A student in GSA, who wishes to remain anonymous, helped to write the letter. PISD’s Central Offices made the final decision.
“I think it’s completely fair of her to ask for this,” the student said. “It’s important for trans people to feel safe at school, where we spend a lot of time, when a lot of other places aren’t. We need to change the way we view transgender people and this could help bring exposure to the fact that trans people are real and we go to this school and we want to be recognized and respected.”
This letter was the first step towards transgender rights at Plano, but it is not the first school to have solutions such as these.
“Other districts have implemented this on a case-by-case system,” Dela Rosa said. “It doesn’t strictly isolate the student. It’s not ideal. My want is more than this but I can understand why they can’t meet my want. I hope that this issue continues to have more solutions as we become more progressive. You have to be active in some way. Otherwise, your wants won’t be heard.”

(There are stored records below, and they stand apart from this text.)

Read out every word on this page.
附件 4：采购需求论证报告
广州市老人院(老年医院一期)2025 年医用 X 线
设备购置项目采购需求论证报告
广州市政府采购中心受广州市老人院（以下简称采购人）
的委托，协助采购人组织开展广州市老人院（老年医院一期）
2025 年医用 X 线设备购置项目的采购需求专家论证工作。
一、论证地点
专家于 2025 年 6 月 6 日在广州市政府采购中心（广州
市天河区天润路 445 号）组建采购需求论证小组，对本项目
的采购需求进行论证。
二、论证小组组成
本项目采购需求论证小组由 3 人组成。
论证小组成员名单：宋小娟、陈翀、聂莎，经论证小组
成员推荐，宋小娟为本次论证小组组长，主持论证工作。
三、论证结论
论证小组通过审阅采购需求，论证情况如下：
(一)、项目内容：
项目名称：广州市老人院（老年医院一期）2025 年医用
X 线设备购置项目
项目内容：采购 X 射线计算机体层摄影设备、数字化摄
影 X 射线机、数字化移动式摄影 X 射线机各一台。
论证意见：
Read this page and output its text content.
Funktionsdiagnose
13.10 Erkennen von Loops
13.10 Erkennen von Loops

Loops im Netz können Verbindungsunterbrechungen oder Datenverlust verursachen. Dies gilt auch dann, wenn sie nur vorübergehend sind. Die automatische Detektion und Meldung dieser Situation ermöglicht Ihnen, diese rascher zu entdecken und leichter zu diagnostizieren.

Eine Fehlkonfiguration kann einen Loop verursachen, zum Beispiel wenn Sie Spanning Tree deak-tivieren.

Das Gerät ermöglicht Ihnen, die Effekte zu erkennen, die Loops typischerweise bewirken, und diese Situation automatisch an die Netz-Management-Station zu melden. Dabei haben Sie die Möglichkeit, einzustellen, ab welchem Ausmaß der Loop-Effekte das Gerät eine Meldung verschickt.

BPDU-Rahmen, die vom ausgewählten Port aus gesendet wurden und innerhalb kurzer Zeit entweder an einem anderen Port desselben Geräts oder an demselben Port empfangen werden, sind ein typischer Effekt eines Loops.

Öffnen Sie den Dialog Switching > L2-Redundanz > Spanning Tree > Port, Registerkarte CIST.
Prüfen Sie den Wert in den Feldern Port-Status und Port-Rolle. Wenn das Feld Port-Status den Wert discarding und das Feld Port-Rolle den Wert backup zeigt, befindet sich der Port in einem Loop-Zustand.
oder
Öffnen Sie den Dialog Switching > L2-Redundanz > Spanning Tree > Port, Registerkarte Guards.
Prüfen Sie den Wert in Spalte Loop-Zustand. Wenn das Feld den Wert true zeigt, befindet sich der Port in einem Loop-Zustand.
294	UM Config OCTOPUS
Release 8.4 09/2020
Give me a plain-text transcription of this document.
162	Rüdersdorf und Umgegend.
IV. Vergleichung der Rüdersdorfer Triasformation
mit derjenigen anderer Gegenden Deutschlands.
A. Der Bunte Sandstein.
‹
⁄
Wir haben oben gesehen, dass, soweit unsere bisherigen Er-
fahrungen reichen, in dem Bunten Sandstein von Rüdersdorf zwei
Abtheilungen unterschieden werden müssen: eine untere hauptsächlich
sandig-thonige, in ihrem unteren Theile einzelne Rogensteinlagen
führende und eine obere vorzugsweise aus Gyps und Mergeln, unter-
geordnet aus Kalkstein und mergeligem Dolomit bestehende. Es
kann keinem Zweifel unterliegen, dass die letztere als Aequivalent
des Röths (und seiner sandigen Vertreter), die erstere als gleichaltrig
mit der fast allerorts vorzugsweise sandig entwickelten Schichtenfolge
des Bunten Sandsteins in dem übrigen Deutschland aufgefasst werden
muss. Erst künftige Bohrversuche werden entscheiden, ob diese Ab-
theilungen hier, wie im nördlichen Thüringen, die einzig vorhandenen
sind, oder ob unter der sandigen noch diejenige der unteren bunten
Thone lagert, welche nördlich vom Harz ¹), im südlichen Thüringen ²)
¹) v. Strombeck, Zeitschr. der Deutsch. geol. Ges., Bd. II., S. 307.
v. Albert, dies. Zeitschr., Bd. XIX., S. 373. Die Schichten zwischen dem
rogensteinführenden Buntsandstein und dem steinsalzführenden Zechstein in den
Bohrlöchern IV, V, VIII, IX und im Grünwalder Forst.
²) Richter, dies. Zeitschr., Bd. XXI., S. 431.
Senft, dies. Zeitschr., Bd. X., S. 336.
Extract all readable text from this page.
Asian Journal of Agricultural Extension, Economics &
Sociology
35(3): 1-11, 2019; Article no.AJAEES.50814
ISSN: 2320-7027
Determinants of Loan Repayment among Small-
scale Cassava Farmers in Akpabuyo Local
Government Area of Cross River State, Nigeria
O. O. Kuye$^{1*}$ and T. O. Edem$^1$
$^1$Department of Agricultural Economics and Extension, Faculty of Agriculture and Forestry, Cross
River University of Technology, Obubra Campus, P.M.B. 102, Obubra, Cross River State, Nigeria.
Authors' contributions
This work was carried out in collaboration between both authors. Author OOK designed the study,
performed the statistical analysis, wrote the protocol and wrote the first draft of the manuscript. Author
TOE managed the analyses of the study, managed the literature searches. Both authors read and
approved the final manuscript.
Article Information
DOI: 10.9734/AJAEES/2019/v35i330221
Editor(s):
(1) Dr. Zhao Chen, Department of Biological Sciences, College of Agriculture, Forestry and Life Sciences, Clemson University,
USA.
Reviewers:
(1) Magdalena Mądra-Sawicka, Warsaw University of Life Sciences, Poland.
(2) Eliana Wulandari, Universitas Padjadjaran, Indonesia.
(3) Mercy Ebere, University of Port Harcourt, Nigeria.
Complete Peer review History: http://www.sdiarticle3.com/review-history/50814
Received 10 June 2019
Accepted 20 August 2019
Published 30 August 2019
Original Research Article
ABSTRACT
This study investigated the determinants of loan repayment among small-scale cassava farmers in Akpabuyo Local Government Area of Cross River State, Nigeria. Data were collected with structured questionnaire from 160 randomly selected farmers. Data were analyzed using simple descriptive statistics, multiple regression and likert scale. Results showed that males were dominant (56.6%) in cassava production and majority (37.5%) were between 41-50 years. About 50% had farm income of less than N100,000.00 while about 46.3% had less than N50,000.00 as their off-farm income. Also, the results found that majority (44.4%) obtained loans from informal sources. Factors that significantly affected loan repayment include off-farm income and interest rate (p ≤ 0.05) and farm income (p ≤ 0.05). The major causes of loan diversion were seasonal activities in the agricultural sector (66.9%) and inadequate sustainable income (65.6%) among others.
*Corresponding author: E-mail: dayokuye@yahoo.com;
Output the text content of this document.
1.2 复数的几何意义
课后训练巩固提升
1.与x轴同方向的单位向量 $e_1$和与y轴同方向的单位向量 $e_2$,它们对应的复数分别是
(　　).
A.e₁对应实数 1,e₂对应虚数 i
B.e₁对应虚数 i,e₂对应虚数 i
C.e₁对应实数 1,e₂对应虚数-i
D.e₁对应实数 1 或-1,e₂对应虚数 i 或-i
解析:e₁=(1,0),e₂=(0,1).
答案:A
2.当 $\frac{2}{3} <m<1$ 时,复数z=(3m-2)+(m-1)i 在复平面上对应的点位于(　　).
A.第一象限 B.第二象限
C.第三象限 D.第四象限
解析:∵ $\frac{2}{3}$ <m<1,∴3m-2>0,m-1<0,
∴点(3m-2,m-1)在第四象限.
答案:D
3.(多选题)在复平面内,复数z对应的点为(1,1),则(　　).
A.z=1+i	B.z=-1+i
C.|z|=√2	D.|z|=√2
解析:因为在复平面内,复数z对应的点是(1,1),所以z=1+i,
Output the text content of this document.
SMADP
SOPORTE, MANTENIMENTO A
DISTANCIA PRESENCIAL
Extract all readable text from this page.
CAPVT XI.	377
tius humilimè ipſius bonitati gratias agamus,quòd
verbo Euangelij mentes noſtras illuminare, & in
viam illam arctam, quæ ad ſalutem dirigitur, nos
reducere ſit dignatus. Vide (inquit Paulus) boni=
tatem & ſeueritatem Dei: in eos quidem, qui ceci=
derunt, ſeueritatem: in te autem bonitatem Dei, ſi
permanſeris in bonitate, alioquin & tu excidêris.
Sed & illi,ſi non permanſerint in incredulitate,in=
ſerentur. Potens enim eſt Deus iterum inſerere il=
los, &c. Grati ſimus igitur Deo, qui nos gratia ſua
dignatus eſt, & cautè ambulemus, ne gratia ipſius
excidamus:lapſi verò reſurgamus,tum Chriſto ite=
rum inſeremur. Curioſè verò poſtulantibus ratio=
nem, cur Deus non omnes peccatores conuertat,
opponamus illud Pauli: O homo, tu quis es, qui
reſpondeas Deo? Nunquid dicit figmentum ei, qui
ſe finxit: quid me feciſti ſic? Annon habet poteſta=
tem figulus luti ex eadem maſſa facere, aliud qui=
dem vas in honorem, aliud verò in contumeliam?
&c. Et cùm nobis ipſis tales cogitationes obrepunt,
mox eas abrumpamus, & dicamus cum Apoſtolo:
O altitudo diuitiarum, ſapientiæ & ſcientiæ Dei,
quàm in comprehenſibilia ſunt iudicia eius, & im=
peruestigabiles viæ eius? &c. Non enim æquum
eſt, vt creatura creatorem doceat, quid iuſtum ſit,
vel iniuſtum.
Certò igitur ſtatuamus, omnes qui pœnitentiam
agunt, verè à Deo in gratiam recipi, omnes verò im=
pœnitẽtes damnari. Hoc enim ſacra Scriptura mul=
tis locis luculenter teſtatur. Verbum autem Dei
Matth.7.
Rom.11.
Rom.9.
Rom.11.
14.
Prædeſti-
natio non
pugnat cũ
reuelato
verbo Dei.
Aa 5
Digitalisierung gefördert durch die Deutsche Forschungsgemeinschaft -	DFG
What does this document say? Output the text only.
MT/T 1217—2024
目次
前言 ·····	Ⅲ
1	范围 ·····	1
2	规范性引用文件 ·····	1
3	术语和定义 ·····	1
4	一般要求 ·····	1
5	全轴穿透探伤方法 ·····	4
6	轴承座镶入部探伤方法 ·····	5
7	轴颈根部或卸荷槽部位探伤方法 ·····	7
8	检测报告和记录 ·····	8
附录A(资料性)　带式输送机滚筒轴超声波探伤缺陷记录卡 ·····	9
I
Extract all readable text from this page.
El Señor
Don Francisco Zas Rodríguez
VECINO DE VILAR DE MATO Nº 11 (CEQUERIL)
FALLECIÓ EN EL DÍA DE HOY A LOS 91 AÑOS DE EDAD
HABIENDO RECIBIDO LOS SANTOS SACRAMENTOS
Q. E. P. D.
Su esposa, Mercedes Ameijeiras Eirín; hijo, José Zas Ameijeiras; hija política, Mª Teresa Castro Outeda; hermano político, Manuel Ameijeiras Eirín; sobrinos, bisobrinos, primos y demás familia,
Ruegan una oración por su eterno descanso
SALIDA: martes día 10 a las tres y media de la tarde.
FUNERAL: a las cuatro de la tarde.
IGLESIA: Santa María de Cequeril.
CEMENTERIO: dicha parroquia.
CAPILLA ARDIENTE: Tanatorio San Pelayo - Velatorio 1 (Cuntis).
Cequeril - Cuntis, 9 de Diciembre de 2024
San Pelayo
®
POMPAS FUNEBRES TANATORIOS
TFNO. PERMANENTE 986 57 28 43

Although this letter addressed transgender student rooming, the letter did not find a solution for gender nonconforming students such as the student who helped to write the letter.
“I don’t strictly associate myself with either binary gender, boy or girl,” the student said. “Although I wouldn’t personally mind rooming with people of my biological sex, I think that people facing this situation should be able to choose whichever option makes them the most comfortable. We have to weigh what’s more important — a few people, who never have to worry about being harassed and even assaulted for their gender identity, being uncomfortable, or a transgender student who once again has to deal with being shut off from the benefits of equal treatment in a world that condemns you if you chose to express yourself differently than what you were born with, which can cause serious mental trauma.”
Dela Rosa hopes to make a change for transgender students, starting at Plano. Her letter to Watkins was her way of making a difference.
“I was addressing possible solutions to this issue,” Dela Rosa said. “I was addressing the fact that it is discrimination whether that’s intentional or not because it’s a new concept to the school. We just haven’t had that come up much, especially in Texas. It’s such a contemporary issue. What can I expect? Is my word good enough for these people? Am I really going to make some change? And I did, and that’s amazing.”
The student in GSA also hopes to make a safe, healthy environment for transgender people.
“We need to make a change,” the student said. “This letter is a stepping stone to change, even if it is just one case.”